Search code examples
solrsolr4dataimporthandler

Solr delta-import erases index


I'm having trouble with Solr delta-import from MySQL database. I am able to do a full import no problem. When I try to do delta-import, it imports the changed records (as expected), but wipes out the rest of the index, so that only the updated records are in the index. There are no errors in the log. Am I missing something in my configuration? Running Solr 5.4 on Ubuntu server and using the admin UI.

<dataConfig>
    <dataSource driver="com.mysql.jdbc.Driver" url="jdbc:mysql://localhost/ibnet" user="xxxx" password="xxxxx" />
    <document>
    <entity name="profile" pk="profile.id" query="
        SELECT 
            profile.id AS id,
            profile.profile_status AS profile_status,
            //
            // Other fields
            //
            linkedProfile.org_name AS linked_org_name,
            linkedProfile.org_city AS linked_org_city,
            linkedProfile.org_st_prov_reg AS linked_org_st_prov_reg,
            linkedProfile.org_country AS linked_org_country
        FROM profile AS profile
        LEFT JOIN profile AS linkedProfile ON linkedProfile.id = profile.linked_id" 
        deltaImportQuery="
            SELECT 
                profile.id AS id,
                profile.profile_status AS profile_status,
                //
                // Other fields
                //
                linkedProfile.org_name AS linked_org_name,
                linkedProfile.org_city AS linked_org_city,
                linkedProfile.org_st_prov_reg AS linked_org_st_prov_reg,
                linkedProfile.org_country AS linked_org_country
            FROM profile AS profile
            LEFT JOIN profile AS linkedProfile ON linkedProfile.id = profile.linked_id
            WHERE profile.id = '${dih.delta.id}'"
        deltaQuery="SELECT profile.id FROM profile WHERE last_modified > '${dih.last_index_time}'"
        onError="skip" >
    </entity>
</document>

EDIT: I've changed dih.delta.id to dataimporter.delta.id and the same for last_index_time, but that hasn't changed the results.

Here is the response:

{
  "responseHeader": {
    "status": 0,
    "QTime": 0
  },
  "initArgs": [
    "defaults",
    [
      "config",
      "data-config.xml"
    ]
  ],
  "command": "status",
  "status": "idle",
  "importResponse": "",
  "statusMessages": {
    "Total Requests made to DataSource": "4",
    "Total Rows Fetched": "6",
    "Total Documents Processed": "3",
    "Total Documents Skipped": "0",
    "Delta Dump started": "2016-05-01 02:38:03",
    "Identifying Delta": "2016-05-01 02:38:03",
    "Deltas Obtained": "2016-05-01 02:38:03",
    "Building documents": "2016-05-01 02:38:03",
    "Total Changed Documents": "3",
    "": "Indexing completed. Added/Updated: 3 documents.

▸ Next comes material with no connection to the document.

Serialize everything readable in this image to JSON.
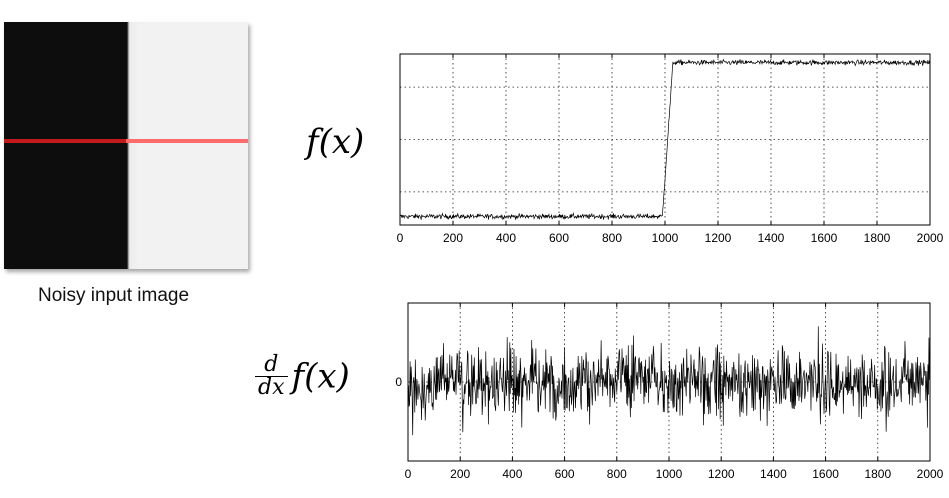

Deleted 0 documents.",
    "Committed": "2016-05-01 02:38:03",
    "Time taken": "0:0:0.317"
  }
}

Solution

  • In solr admin -> your core -> dataimport, there is a Clean option, if checked then it will clean data first before import (for both full-import and delta-import).

    Another tip is that, solr DIH always use UTC as the import timestamp, so what is your timezone? Convert your datetime columns in database to utc first before compare it to the dih.last_index_time.